# Groups

One of the most powerful uses of Magma is with group theory. We will only be able to touch the surface of what Magma can do, but this should give you enough to see the power. Let’s start simply. We’ll define the symmetric group on 4 elements and pull out an element to examine.

```> S4 := SymmetricGroup(4); > S4; Symmetric group S4 acting on a set of cardinality 4 Order = 24 = 2^3 * 3 > p := S4!(1,2,3); > Order(p); 3```

It’s easy to create subgroups generated by elements.

```> S := sub<S4 | p>; > S; Permutation group S acting on a set of cardinality 4 Order = 3 (1, 2, 3)```

We can also create permutation groups by giving a list of generators. Let’s look at the Klein 4 group and show that it is not cyclic.

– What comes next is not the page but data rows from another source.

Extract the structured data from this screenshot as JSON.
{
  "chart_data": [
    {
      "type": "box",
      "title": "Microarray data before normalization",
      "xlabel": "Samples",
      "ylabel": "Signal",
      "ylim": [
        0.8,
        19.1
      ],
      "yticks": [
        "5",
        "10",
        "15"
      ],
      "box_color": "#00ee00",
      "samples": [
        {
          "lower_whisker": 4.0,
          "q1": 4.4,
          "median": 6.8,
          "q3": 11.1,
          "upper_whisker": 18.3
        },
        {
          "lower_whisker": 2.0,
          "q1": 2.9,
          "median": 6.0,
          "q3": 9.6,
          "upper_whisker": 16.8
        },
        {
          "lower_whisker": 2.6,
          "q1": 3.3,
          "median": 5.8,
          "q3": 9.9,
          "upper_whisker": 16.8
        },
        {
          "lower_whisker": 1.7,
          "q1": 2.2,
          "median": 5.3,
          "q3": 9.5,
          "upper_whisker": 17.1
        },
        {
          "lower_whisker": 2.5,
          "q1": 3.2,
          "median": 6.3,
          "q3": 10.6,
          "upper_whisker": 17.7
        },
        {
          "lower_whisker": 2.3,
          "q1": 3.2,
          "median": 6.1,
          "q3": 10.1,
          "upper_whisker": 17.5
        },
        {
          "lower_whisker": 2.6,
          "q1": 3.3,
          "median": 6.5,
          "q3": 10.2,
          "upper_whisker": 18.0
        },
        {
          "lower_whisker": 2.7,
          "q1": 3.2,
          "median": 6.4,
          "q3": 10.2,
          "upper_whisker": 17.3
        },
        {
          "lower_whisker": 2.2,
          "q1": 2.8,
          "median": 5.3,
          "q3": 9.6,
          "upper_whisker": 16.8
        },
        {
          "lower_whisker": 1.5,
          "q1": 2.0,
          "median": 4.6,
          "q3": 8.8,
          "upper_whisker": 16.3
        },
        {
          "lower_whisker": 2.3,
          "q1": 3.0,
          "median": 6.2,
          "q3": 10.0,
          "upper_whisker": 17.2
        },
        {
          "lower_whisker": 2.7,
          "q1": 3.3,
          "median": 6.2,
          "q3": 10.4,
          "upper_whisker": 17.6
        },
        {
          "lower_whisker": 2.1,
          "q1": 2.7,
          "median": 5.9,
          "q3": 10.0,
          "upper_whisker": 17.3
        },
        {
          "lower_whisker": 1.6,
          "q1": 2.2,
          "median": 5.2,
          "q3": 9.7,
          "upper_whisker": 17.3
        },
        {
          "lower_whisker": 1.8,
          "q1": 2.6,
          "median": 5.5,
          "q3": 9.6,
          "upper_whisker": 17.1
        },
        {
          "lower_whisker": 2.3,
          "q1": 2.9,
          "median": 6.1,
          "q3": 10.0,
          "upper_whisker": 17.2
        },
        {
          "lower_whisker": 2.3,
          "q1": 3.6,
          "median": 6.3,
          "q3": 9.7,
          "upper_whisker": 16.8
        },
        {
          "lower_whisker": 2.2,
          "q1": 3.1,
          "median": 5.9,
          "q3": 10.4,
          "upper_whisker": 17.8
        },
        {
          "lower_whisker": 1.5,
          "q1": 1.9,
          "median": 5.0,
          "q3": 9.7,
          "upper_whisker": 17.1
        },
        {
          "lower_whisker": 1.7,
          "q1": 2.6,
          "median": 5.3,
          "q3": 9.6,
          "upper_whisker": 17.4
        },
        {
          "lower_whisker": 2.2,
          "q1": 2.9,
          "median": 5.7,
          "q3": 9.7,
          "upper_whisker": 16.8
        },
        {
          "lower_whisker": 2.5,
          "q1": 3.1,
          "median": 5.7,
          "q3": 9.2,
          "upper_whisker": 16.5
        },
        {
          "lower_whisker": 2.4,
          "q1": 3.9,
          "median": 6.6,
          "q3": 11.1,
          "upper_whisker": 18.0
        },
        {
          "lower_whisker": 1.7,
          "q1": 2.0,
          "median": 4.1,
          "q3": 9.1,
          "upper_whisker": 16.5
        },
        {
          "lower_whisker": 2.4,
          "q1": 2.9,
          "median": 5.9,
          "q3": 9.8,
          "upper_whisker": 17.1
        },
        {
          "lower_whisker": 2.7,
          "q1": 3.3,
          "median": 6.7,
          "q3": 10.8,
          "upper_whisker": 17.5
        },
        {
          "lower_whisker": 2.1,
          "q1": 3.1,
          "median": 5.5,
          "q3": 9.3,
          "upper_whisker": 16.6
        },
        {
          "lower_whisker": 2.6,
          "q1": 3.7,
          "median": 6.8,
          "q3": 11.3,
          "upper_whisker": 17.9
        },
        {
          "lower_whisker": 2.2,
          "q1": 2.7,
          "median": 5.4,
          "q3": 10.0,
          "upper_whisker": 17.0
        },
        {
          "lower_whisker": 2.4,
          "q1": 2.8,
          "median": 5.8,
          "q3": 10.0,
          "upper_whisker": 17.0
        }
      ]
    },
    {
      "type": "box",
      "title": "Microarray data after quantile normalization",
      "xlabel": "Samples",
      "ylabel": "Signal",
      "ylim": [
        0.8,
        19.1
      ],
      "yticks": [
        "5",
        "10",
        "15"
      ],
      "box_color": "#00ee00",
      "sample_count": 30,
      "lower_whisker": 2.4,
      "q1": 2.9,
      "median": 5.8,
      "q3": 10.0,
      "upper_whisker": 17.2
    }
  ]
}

```Klein4 := PermutationGroup<4 | (1,2)(3,4), (1,3)(2,4) >; > #Klein4; 4 > IsAbelian(Klein4); true > IsCyclic(Klein4); false > C4 := CyclicGroup(4); > Klein4,C4; Permutation group Klein4 acting on a set of cardinality 4 Order = 4 = 2^2 (1, 2)(3, 4) (1, 3)(2, 4) Permutation group C4 acting on a set of cardinality 4 Order = 4 = 2^2 (1, 2, 3, 4) > IsIsomorphic(Klein4,C4); false```

Exercise: Since Magma was written by mathematicians for mathematicians, it’s often easy to guess the commands for certain things. Try to do the following without looking up the commands:

1. Use Magma to show that the symmetric group acting on a set of cardinality 3 is the same as the dihedral group acting on a set of cardinality 3.
2. Construct a permutation group acting on 4 elements generated by the cycle elements (1,2)(3,4) and (1,2,3). Check if this group is the same as the alternating group A4.